Dans la nuit du 18 avril, Revere fut informé par le Dr Warren que l'expédition britannique partirait dans quelques heures seulement. Revere emprunta l'une des deux routes principales menant à Concord, traversant les villes actuelles de Somerville, Medford et Arlington, afin d'alerter les milices locales que "les réguliers sortaient"; un autre homme, William Dawes, fut envoyé sur l'autre route pour transmettre le même message. Revere échappa à la capture de deux officiers britanniques avant d'arriver à nouveau à Lexington, près de minuit. Alors qu'il s'approchait de la maison où dormaient Hancock et Adams, Revere fut réprimandé par un milicien local pour avoir fait trop de bruit. "Du bruit !" répondit Revere. "Vous ferez assez de bruit d'ici peu! Les réguliers sortent" (Philbrick, 238).
Hancock et Adams furent alors réveillés et, après s'être entretenus avec Revere, décidèrent de fuir pour leur propre sécurité pendant que les miliciens de la ville commençaient à se rassembler sur Lexington Green pour affronter les Britanniques. Revere, Dawes et un troisième homme, le docteur Samuel Prescott, poursuivirent alors leur route vers Concord. En chemin, Revere fut capturé par un autre groupe d'officiers britanniques, mais Dawes et Prescott parvinrent à terminer la route. Bien qu'il ait été tenu en joue et forcé de descendre de cheval, Revere fut finalement relâché par les officiers. Il retourna à Lexington à pied, arrivant à temps pour assister à l'affrontement entre les miliciens et les réguliers britanniques qui déclencha les batailles de Lexington et de Concord. Revere aida à emporter une malle contenant les papiers de Hancock alors que le crépitement des tirs de mousquet éclatait sur Lexington Green, faisant huit morts et dix blessés parmi les colons. La Midnight ride (chevauchée de minuit) de Paul Revere était terminée, mais, surtout après avoir été immortalisée dans le poème "Paul Revere's Ride" (1861) de Henry Wadsworth Longfellow, elle avait cimenté son rôle de héros populaire américain.
La guerre d'Indépendance
Après avoir traversé Lexington, les Britanniques continuèrent jusqu'à Concord, mais ils furent frustrés de constater que les Américains avaient caché la plupart des équipements militaires. Au cours de leur retraite vers Boston, les soldats furent la cible d'un nombre croissant de miliciens coloniaux. Le lendemain matin, 15 000 miliciens des colonies de la Nouvelle-Angleterre encerclèrent Boston et commencèrent à l'assiéger. Le siège l'empêchant de retourner à Boston, Revere loua une chambre dans la ville voisine de Watertown, où il fut rejoint par sa femme et ses enfants. Bien qu'on lui ait refusé une commission dans l'armée continentale nouvellement formée, il fut envoyé par le Congrès provincial à Philadelphie pour étudier la seule usine de poudre à canon en état de marche dans les colonies, dans l'espoir d'en construire une deuxième dans le Massachusetts. Revere recueillit suffisamment d'informations pour qu'un moulin soit construit dans l'actuelle ville de Canton, dans le Massachusetts.

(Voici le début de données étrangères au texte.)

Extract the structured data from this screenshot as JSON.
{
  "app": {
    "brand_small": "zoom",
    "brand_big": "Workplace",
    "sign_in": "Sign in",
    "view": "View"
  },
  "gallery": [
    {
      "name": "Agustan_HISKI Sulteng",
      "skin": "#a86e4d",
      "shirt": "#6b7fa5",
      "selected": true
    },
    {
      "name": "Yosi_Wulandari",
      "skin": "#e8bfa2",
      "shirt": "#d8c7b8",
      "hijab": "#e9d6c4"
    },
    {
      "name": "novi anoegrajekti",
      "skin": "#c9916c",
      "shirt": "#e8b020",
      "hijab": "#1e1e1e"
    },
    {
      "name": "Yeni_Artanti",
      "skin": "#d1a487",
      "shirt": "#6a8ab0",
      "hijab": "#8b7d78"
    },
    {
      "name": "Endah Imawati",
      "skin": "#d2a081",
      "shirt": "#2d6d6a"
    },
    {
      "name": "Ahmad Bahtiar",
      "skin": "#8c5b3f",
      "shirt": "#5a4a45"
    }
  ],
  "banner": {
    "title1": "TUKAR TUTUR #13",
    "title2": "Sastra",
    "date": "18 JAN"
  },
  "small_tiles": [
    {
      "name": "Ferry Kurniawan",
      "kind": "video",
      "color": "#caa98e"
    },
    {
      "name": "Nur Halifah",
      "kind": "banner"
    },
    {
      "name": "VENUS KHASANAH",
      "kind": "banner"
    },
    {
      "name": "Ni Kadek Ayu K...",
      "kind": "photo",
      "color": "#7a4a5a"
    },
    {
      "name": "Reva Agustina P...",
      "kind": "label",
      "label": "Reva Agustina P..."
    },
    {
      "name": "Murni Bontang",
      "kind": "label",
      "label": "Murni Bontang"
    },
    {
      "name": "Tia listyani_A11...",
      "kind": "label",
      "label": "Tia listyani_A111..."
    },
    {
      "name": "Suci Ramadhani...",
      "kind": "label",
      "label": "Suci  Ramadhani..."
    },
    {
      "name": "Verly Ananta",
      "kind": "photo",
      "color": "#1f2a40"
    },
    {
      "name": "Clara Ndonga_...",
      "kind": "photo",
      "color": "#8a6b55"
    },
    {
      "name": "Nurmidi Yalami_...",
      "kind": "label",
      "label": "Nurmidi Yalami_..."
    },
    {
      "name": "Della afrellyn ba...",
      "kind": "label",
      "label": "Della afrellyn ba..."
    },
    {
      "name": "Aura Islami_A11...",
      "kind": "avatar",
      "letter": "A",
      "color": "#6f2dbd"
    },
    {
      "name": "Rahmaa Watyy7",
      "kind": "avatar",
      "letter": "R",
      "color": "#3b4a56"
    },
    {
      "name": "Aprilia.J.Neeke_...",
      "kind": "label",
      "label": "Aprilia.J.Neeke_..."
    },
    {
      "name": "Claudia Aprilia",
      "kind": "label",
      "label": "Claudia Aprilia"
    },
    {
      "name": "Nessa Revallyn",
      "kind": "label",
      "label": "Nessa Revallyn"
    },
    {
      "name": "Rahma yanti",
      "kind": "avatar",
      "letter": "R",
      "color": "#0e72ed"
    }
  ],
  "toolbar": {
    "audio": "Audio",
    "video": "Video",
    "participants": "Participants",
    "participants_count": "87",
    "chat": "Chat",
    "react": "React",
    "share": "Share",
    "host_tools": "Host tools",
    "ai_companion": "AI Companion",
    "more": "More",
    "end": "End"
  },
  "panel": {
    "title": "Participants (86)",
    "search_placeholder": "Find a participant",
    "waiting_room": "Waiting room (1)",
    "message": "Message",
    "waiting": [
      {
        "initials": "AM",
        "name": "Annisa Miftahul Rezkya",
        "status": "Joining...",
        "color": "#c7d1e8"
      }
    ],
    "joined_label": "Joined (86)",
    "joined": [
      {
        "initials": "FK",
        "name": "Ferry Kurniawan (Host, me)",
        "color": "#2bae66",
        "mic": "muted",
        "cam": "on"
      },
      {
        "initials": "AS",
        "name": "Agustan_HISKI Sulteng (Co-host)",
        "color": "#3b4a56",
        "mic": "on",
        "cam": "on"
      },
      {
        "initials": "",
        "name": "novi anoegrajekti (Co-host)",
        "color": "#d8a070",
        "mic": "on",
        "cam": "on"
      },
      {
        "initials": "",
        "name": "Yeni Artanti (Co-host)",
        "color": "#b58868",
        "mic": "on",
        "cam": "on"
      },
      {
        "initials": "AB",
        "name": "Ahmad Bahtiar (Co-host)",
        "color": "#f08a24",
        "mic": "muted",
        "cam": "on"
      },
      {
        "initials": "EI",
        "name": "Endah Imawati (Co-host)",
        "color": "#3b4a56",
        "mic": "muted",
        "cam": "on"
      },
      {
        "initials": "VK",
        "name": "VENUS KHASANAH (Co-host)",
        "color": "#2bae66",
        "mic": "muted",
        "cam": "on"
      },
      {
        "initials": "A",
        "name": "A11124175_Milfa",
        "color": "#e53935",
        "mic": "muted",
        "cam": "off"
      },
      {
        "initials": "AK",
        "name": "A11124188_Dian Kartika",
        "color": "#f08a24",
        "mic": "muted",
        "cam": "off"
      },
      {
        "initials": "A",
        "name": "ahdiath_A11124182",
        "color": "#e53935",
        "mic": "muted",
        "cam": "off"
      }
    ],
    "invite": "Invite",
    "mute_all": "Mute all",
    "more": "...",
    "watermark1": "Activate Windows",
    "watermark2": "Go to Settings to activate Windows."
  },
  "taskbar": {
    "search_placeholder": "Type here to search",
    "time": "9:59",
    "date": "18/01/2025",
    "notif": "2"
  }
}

En mars 1776, le siège de Boston se solda par une victoire américaine. Dans la foulée, Revere identifia le corps mutilé de son ami, le docteur Warren, tué lors de la bataille de Bunker Hill (17 juin 1775). Revere pleura la perte de son ami et, lorsque son fils suivant naquit en 1777, il l'appela Joseph Warren Revere en l'honneur du docteur. Cherchant d'autres moyens de servir la Révolution, Revere fut nommé lieutenant-colonel dans l'artillerie de la milice du Massachusetts. En juin 1779, il se vit confier le commandement de l'artillerie lors d'une expédition organisée par plusieurs colonies dans le district du Maine du Massachusetts (l'État moderne du Maine) pour s'emparer d'un fort britannique à l'embouchure de la rivière Penobscot. L'expédition de Penobscot connut cependant des débuts difficiles, car ses commandants terrestres et navals se querellèrent. En arrivant dans la baie de Penobscot, les forces américaines furent prises au piège par un escadron de navires britanniques; lorsque les Britanniques commencèrent à tirer sur les navires américains, les Américains se dispersèrent et redescendirent la rivière Penobscot en courant, dans une retraite désordonnée.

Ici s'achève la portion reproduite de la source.